Во тьме окаянной - страница 8



Вдалеке показался Савва, ковылявший на костылях, с трудом передвигая распухшие, почерневшие ноги. Подойдя, он посмотрел Даниле в глаза и улыбнулся:

– Я пойду…

* * *

Карий почувствовал толчок – изба вздрогнула, загудела и занялась разом, как просмоленная.

– Лошадь, лошадь спасайте! – истошно кричал Савва, спросонья путаясь в штанинах. – Без лошади пропадем!

В горящей конюшне Василько, в порванном и перемазанном кровью исподнем, загонял волка в угол, стараясь лишить хищника маневра. Вбежавший Данила понял, что с матерым зверем казаку не управиться, скоро волк перестанет пугаться огня и растерзает казака в два счета.

Карий вытащил ятаган и неспешно пошел на зверя.

– Куды! – завопил Василько. – Сам с него шкуру спущать буду!

Данила медленно приближался к волку, улавливая каждую мысль, предугадывая каждое движение. Волк, почуяв силу противника, прекратил метаться и приготовился к схватке. Шерсть встала дыбом, морда ощерилась, обнажая ровные ряды смертоносных зубов, и только в глазах блеснуло ледяное отчаяние…

Зверь бросился вперед, одним прыжком преодолевая пять человеческих шагов, намереваясь вцепиться врагу в горло. Карий увернулся, по-скорпионьи выбрасывая клинок вперед, на лету распарывая волчье брюхо. Вторым ударом проткнул сердце, загоняя лезвие ятагана по рукоять.

Зверь забился в конвульсиях и, соскальзывая с клинка, рухнул вниз, к ногам Карего. Данила провел по лезвию ладонью и попробовал кровь на вкус: горячая, злая, ярая…

Возле выхода из конюшни над умирающей кобылой плакал казак:

– Прости, родная, недоглядел…

– Иди, забирай одежду, пока не сгорела. Я ей помогу…

– Что ты, Данила! – казак вцепился Карему в руки. – Разве она, лютый зверь, чтобы ее, как волка, прирезать? С ней же по-человечески, по-христиански надо…

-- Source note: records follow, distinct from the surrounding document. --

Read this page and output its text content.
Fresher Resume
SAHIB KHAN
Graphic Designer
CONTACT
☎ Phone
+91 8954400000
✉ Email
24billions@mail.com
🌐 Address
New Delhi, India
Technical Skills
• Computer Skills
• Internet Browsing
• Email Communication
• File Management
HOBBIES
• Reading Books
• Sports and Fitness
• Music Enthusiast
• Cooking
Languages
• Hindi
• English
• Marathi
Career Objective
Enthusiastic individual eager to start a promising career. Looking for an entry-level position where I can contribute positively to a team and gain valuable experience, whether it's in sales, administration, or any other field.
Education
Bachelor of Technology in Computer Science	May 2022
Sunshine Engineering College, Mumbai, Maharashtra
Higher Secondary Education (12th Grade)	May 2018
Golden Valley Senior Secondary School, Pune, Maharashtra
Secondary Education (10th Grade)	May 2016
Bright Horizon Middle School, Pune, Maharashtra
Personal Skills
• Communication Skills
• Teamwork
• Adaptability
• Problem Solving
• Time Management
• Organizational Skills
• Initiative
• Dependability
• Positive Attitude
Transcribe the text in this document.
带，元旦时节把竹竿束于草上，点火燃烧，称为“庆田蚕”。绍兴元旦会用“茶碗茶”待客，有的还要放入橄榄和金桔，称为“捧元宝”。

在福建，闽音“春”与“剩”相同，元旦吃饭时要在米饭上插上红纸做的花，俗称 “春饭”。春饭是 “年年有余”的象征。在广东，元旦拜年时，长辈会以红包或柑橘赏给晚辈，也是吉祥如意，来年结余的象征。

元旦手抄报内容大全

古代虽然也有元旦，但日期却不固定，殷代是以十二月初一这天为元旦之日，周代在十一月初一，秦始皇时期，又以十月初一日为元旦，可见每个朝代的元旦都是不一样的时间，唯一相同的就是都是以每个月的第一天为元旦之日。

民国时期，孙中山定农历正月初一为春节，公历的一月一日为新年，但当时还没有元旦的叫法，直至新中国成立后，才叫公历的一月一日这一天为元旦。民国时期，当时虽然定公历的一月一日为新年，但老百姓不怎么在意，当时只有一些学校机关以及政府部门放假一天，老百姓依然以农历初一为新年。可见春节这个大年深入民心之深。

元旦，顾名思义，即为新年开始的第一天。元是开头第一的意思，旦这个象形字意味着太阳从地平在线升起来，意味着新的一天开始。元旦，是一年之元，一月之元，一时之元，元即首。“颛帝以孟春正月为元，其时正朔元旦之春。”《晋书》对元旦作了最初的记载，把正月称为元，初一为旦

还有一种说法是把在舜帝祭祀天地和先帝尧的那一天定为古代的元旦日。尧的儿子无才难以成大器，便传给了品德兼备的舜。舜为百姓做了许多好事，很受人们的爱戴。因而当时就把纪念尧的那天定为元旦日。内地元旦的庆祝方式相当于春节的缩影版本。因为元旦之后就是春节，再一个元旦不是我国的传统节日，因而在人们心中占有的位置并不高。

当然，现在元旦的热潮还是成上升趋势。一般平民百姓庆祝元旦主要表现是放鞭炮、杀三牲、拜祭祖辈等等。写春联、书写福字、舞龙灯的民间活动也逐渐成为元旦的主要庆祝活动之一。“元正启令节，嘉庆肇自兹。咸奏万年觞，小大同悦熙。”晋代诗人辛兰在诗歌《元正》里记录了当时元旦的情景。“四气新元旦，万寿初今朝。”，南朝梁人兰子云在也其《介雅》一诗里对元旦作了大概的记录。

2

– Как знаешь. – Карий оттолкнул казака. – Верст десять прошагаешь по морозу в исподнем, не так заговоришь.

Возле горящей избы суетился Савва, складывая пожитки:

– Все вынес! Ничто не пропало!

Увидев на лице Данилы кровь, протянул рушник:

– Ранен?

– Волчья кровь. Выводи казака, не то сгорит заживо вместе с кобылой… – Карий протер лицо снегом. – Надо разобраться, кто избу поджег.

Он посмотрел на поспешно одевавшегося казака:

– Ты караул держать должен. Как в исподнем оказался?

– Тихо было, покойно… Решил вздремнуть на лавочке по людскому обычаю… Изба-то сама занялась, мало ли от чего…

– Плетей бы тебе всыпать. – Карий подошел к казаку и схватил его за грудки. – В следующий раз шкуру с тебя спущу!

– Не добрый ты человек… – Казак угрюмо помотал головой. – Хуже лютого зверя.

– Ты, казак, судить обо мне вздумал? Если бы не волки, а вороги пришли, да передушили сонными, как курей? Как бы выглядела твоя доброта?

– Мы и не судим, просто не понимаем. – Савва подошел к Даниле и протянул кусок хлеба. – Другой ты… но все одно Божий…

Карий, вспомнив ночное виденье, вздрогнул. На какое-то мгновение лицо послушника, освещенное догорающими руинами ямы, напомнило Спаса, с взыскательным взглядом которого он столкнулся в палатах Аники.

Карий не взял хлеб, отвернулся:

– Дождемся рассвета на костровище. Путь предстоит неблизкий…

* * *

Офонька Шешуков, дворовый холоп строгановский, и не предполагал, каким лихом обернется его побег. После того как был задержан на первой же заставе, с ним, несмотря на всю важность доноса, обошлись довольно пренебрежительно: избили, нацепили колодки, лишили еды.